University of Kansas professors from the School of Journalism hosted a panel Wednesday night to discuss their memories of covering the events of Sept. 11, 2001 in varying news organizations across the country.
It’s been eighteen years since planes crashed into the Twin Towers in New York City and the Pentagon in Virginia. Many college students barely remember the day since they were so early in their adolescence. Some weren't born yet.
But for professors and lecturers Steve Wolgast, Mike Casey, Chad Curtis, Rob Karwath and Patricia Gaston, they were responsible for communicating with the rest of the world what was going on at a time when so much of the U.S. needed answers.

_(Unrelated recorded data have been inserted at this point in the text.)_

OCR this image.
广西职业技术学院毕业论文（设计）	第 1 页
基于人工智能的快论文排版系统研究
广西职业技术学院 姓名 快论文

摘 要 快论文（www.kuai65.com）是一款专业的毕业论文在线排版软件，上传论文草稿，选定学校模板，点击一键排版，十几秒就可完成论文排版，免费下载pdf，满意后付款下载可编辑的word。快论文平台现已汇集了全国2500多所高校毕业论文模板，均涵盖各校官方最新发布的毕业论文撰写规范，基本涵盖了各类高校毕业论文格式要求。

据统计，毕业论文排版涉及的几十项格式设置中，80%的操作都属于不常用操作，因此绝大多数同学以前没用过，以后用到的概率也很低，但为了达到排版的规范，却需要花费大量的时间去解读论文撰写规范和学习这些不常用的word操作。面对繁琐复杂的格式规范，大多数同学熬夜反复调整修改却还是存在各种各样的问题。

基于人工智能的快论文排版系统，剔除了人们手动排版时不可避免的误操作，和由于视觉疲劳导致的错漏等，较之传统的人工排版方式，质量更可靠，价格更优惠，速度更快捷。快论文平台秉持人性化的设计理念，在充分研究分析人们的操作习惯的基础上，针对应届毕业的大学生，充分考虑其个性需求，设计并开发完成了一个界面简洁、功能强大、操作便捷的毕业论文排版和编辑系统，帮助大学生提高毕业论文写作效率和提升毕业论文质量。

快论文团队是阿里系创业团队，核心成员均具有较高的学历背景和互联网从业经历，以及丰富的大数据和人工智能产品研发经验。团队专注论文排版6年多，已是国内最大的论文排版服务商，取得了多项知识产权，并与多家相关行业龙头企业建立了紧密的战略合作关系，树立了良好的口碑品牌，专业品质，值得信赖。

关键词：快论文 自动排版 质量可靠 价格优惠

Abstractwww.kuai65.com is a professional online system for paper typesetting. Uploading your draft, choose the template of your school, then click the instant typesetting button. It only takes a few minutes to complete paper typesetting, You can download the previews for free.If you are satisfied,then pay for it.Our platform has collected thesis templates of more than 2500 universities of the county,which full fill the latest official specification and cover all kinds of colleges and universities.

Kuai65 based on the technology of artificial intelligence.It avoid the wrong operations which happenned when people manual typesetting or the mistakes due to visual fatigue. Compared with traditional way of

After the professors realized they’d all covered the attacks on Sept. 11, 2001 from different newsrooms, they decided to plan the forum together, Curtis said.
“[T]he terrorists had struck in our backyard,” said Gaston, who worked at The Washington Post on the national desk. “It was all hands on deck.”
Wolgast worked at The New York Times. He’d been asleep when the planes crashed into the Twin Towers, he said, and woke up to find New York City almost in a different world. Manhattan was covered in dust.
Wolgast showed some of the photos that his colleagues at the Times took in 2001. He remembered one of the photographers walking back into the building, and all the editors and reporters banding together to help get the dust out of her hair.
It was important for the news agencies to discern what was true at the time. So much of the information going around was uncertain, Wolgast said.
Even at the Chicago Tribune, where Karwath was working as the general manager at the time, there were rumors that the Sears Tower was going to be struck by a plane.
“It was absolute chaos,” Karwath said.
Casey was working as the assistant city editor at The Kansas City Star. Then, the challenge was to localize it for readers in the Midwest. The Star put together a 16-page special edition within two hours. The publication had only done another special edition when President John F. Kennedy was assassinated, Casey said.
“When I finished reading this, I thought, ‘If I was in the story 100 years from now, and I wanted to know how this impacted the Heartland, all you had to do was look at the extra edition,’” Casey said.
Curtis closed off the panel, by sharing what it was like working for NBC. He was in the shower, not due to work for another hour, when his wife called him to deliver the news.
He headed into work early that morning, he said, knowing it was going to be one of the biggest stories he was going to report in his lifetime.
“I couldn’t afford myself the luxury of feeling,” Curtis said.
The news cycle was moving quickly, Curtis said. Staff in newsrooms across the country were trying to figure out what was going on.
“You had to just do,” Curtis said. “We were all a part of that.”
Disclosure: Rob Karwath is the general manager and adviser at the Kansan. He was quoted as part of the panel.